和室の押入がダイニング側に張り出していて、4人掛けの食卓しか置けないなど、使いにくい空間になっている。また、洗面室が張り出すことでリビングも凹凸があってすっきりしない(=NG4)。


NG2 半畳畳の周りの卍は絶対にNG

四畳半の畳を敷く場合の畳の敷き方に注意しよう。中央の半畳畳は、忌み嫌われる場合がある。

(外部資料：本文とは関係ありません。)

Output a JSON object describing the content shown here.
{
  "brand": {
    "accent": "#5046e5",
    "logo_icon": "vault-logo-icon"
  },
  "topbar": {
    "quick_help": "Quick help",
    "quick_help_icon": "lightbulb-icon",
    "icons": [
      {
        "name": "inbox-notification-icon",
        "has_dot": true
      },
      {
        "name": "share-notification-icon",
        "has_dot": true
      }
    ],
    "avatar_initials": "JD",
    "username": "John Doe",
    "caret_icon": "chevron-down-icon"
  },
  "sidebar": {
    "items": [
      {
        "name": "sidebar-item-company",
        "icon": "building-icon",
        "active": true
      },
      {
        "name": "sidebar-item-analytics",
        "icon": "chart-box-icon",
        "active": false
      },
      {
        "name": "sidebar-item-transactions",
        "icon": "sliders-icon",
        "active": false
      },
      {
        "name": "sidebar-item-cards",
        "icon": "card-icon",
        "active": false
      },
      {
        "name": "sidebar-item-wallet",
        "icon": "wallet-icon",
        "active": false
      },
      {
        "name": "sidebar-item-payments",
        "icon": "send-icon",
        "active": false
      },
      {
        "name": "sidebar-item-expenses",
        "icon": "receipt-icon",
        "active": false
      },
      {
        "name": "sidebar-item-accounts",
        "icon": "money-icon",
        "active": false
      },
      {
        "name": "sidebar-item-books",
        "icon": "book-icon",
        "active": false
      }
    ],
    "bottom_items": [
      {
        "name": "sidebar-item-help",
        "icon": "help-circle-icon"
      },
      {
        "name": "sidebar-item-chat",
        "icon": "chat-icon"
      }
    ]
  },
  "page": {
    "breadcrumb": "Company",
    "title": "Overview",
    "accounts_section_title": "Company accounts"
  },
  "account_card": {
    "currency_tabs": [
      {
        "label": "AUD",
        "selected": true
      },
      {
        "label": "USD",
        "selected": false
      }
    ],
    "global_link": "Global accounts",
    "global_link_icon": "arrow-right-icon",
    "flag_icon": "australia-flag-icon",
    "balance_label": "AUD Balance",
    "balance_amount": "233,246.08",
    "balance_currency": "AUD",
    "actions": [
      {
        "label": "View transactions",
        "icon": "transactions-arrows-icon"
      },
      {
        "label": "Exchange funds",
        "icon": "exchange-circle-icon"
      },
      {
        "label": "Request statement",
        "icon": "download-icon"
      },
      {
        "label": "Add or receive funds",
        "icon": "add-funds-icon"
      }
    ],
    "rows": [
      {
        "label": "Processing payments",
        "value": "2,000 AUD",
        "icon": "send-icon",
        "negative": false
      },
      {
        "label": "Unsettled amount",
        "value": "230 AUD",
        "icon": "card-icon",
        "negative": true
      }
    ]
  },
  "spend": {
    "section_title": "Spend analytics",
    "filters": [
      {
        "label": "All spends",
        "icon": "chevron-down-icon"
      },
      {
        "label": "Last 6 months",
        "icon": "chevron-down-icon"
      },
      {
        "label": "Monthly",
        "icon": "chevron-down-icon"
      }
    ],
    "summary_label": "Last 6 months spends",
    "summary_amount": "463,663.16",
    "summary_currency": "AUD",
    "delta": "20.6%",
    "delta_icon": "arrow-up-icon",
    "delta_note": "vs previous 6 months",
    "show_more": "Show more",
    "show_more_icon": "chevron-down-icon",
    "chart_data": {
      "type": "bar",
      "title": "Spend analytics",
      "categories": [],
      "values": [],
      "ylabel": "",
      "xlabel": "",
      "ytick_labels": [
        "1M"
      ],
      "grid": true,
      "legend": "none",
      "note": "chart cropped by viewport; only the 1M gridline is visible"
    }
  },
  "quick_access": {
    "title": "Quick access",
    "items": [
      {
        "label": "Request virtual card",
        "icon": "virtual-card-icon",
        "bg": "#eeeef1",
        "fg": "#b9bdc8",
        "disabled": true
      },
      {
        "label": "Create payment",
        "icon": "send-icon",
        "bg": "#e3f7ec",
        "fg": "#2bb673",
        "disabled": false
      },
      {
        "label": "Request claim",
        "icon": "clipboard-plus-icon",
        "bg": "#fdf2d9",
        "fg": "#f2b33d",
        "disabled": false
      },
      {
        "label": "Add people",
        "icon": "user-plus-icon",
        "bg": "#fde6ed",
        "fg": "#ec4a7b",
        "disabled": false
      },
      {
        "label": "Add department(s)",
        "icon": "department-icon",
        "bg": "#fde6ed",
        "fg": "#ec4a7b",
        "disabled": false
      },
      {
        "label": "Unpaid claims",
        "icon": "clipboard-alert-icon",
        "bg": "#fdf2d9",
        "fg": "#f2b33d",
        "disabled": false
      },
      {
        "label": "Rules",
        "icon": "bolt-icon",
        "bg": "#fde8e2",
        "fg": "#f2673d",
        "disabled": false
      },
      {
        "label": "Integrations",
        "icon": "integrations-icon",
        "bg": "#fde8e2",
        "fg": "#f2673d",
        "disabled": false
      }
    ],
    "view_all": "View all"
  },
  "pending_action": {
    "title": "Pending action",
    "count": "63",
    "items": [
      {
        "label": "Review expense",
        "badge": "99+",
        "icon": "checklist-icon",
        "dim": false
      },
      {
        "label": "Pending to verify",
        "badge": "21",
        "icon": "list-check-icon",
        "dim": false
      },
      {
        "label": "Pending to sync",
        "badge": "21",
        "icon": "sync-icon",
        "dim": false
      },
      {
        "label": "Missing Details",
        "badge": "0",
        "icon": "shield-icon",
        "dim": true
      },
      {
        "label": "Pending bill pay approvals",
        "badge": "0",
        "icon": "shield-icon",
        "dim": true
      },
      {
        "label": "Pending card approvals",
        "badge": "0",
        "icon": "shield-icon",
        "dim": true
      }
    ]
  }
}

この図面は逆卍になっているが、半畳畳の周囲の畳を卍に敷くことは、「切腹の間」の敷き方になり、絶対に避ける。


NG3 音漏れしやすく窓のない洗面室

マンション住まいで、洗面室に窓のない暮らしをしている方も多いだろうが、窓があった方が自然光で明るく、空気も通る。窓がとれない場合は、必ず換気扇をつけよう。またこの間取りは、リビング、ダイニングに音漏れ(ドライヤー、洗濯機など)の恐れが高く、くつろげない。


NG4 19帖という広さの割にバランスが悪いLDK

LDK19帖となっているが、壁が凸凹の連続で見た目に落ち着かず、洗面室がLDK側に張り出していることもあって、階段の前の空間が使えていない。ソファーの配置を工夫することで、リビング空間を無駄なく使えるようにできないだろうか?ホールからリビングへの通路も狭く、バランスが悪い(=NG1)。


NG5 リビングアクセスの是非を考えよう

度々登場する玄関正面のトイレだが、廊下をなくしてリビングアクセスにすることで生まれるデメリットの産物である場合が多い。今回も、リビングからトイレ扉が見えることを嫌ってこうなったのだろう。リビングアクセスのメリット、デメリットを理解して計画しよう。


NG6 バルコニーの用途を明確にしよう

物干し用途とするのであれば幅が狭すぎる。基本的に奥行1mなら巾7m。奥行1.5mなら巾3.5mをめどに計画するとよい。また、洗面室の出入り口から階段、主寝室の扉、バルコニーに至る物干しの動線が長い。日々の事なのでできる限りコンパクトにまとめる必要がある。


NG7 ベッドヘッドは窓につけない

窓に向けてベッドヘッドを配置すると、窓からの下降冷気により頭部が必要以上に冷やされる危険性がある。厚手のカーテンを床まで垂らすなど対処が必要。又、2人分の収納が1.5間程度のクローゼットでは不足する。納戸もないため屋根裏収納を設置してその補完としたい。